Authorities are seeking to put down unrest by both Islamists and secular activists as a government-appointed assembly tries to finish a final draft on an amended constitution by early next week. The draft has raised criticism from democracy advocates for increasing powers of the military and president
Since a popularly backed military coup ousted Islamist President Mohammed Morsi in July, his supporters have been staging near-daily protests calling for his reinstatement. The rallies have often descended into street clashes with security forces or civilians.
To quash pro-Morsi rallies, which have persisted despite a heavy security crackdown, the military-backed government issued the law Sunday banning protests without a police permit. On Thursday, a student was killed when police put down a march by Islamists from Cairo University.
Instead, the law has sparked new protests by Egypt's secular activists, who had been largely muted since the ouster of Morsi. They accuse the government of giving free rein to police abuses and military power that they had aimed to end with the 2011 uprising that toppled longtime autocrat Hosni Mubarak.
They say the law aims to silence all dissent _ particularly ahead of a nationwide referendum on the amended constitution expected in January.
In a statement, U.S. State Department spokesperson Jen Psaki said: "We reiterate the concerns we share with civil society representatives inside Egypt that the demonstrations law is restrictive and does not meet international standards. Limiting freedom of assembly, association, and expression will not move Egypt's political transition forward.''
The past week, security forces have forcefully broken up several protests by secular activists in Cairo. Police also arrested one of the top secular activists, Alaa Abdel-Fattah, on Thursday for allegedly inciting protests in violation of the law. His wife, Manal Bahy Eldin, also an activist, said police beat her during the arrest.
On Friday, prosecutors ordered Abdel-Fattah detained for four days for investigation, according to Mohammed Abdel Aziz, a member of his legal defense team.
A 50-member panel is amending the Morsi-era constitution drafted mainly by Islamists and passed in December. After months of sessions, largely held behind closed doors, the panel is scheduled to vote on a final draft Saturday _ but one member, liberal political Mohammed Aboul-Ghar said it may be delayed until Sunday as final controversial articles are worked out.
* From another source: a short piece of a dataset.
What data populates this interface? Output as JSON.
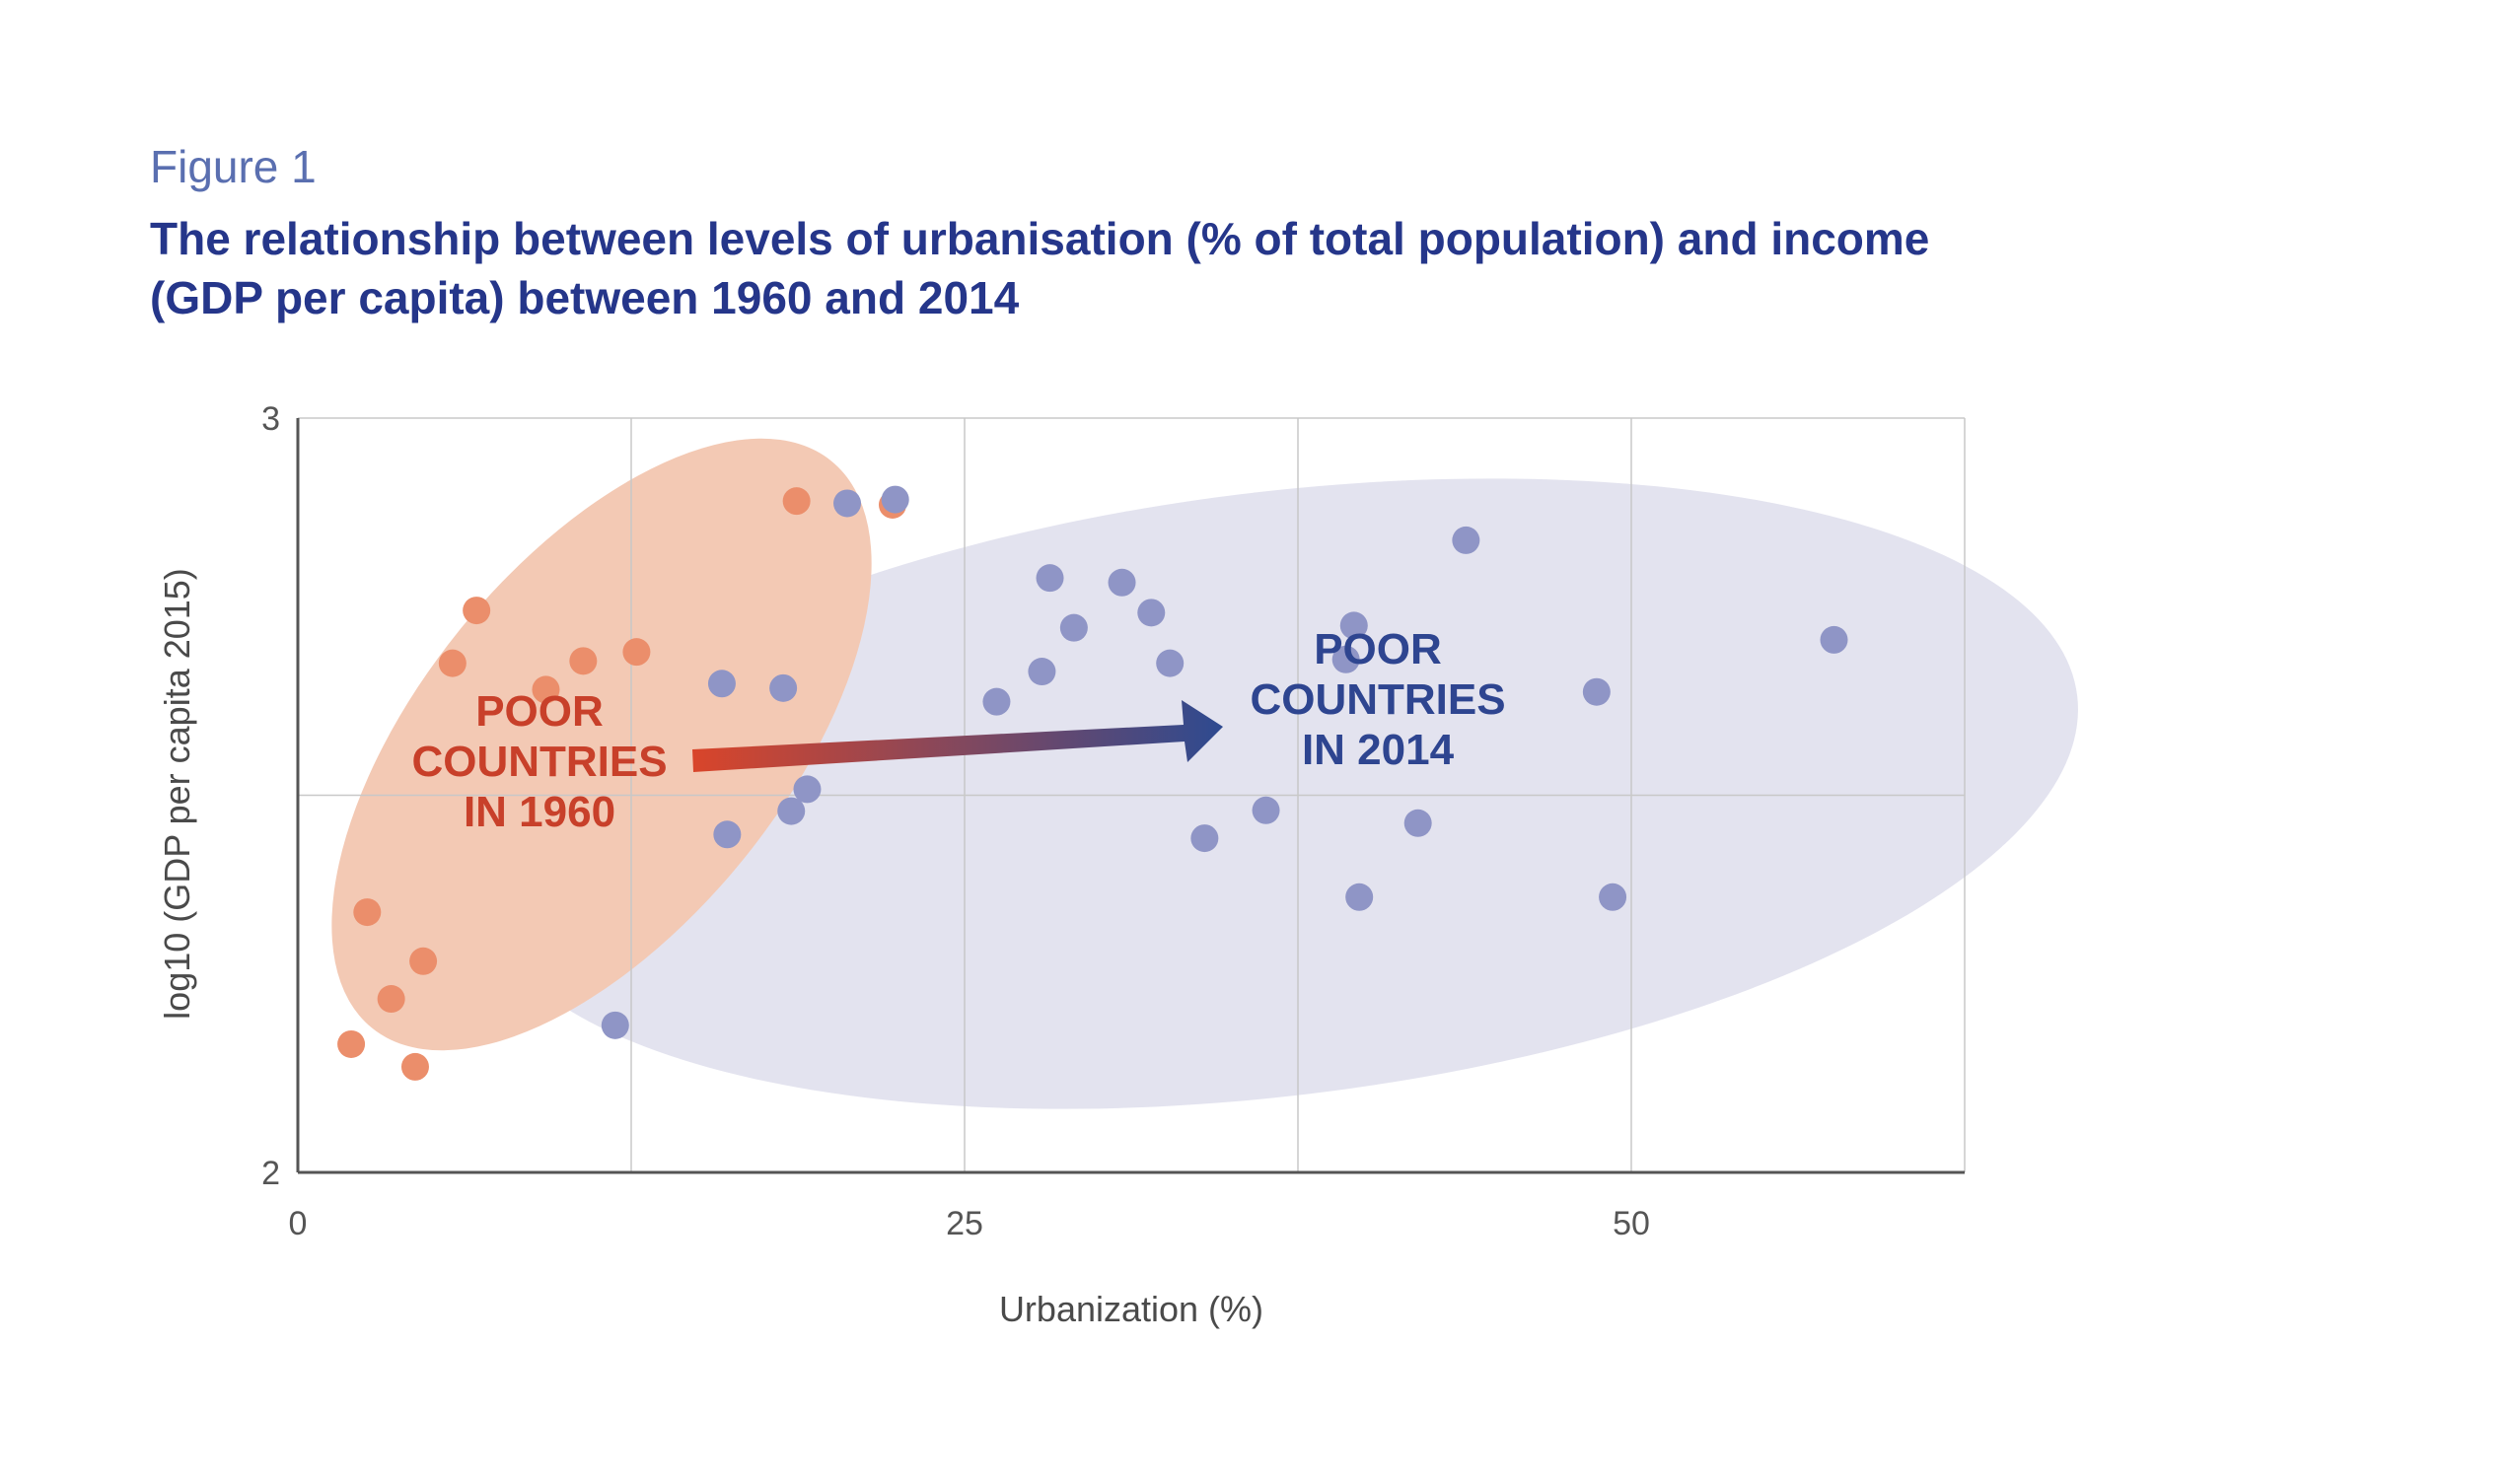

The panel is supposed to finish its work by Tuesday, under a declaration issued by interim President Adly Mansour soon after the July 3 coup.
The pending referendum could further fuel a backlash. The Islamists reject the entire amendment process and are likely to launch protests against it. Secular activists, meanwhile, are likely to hold their own protests against a charter they say will enshrine military power in politics.
One amendment requires the military's approval of the president's choice for defense minister. The measure effectively allows the military to choose its own leader, giving it considerable independence from the elected, civilian president.
Another article, preserved from the Morsi-era constitution, allows for civilians to be tried in military courts in cases connected to violence toward military facilities or personnel.
Aboul-Ghar said the panel had agreed to remove a controversial article inserted into the 2012 constitution that critics feared would allow a stricter implementation of Shariah law in Egypt.
The article gave a stronger definition to the term "principles of Islamic law,'' on which Article 2 of the document says legislation must be based. Article 2, which has been in the constitution since the 1970s, will remain in place.
Islamist supporters of Morsi held their latest rallies around the country and in multiple parts of Cairo, most of them numbering in the hundreds. Ten people were wounded in clashes and 183 arrested, according to emergency services and the Interior Ministry.
In Cairo's twin city of Giza, police fired volleys of tear gas to disperse protesters, who burned tires, according to footage of the scene from Associated Press TV. Anti-Islamist residents joined security forces in chasing the Morsi supporters, hurling stones and bottles at them.
Police fired tear gas or water cannons on other Islamist marches in Cairo, the Mediterranean city of Alexandria and the canal city of Suez.
In one protest in eastern Cairo, Islamists chanted, ``Down with all killers, down with Abdel-Fattah'' referring to army chief Gen. Abdel-Fattah el-Sissi, who ousted against Morsi.
We don't care about the protest law whatsoever,'' said Ashraf Abdel-Wahhab, who was participating in a Cairo protest with his wife and eight children. "This is not the first time they attack marches or kill protesters. It's just a cover that they're using.''
Secular activists did not hold rallies Friday, aiming to avoid association with the Islamists. The activists oppose the Islamists, seeing them as equally undemocratic as the new government _ and are wary of being tainted as pro-Brotherhood at a time when a large swath of the public remains eager to crush Islamists.
Friday is the Brotherhood's day,'' Mohammed Adel, a leading member of the secular activist group April 6, told the AP. "Even if we had the same cause, we will not protest with them.''
Meanwhile, Muslim residents of a village in southern Minya province attacked Christian homes, burning 10 houses and wounding 15 Christians, including a 15 year-old girl thrown from the third floor of a building, according to Ezzat Ibrahim, an activist who monitors minority rights.
Ibrahim said the attack was instigated by rumors of a love affair between a local Christian man and a Muslim woman _ a factor that can often spark sectarian clashes.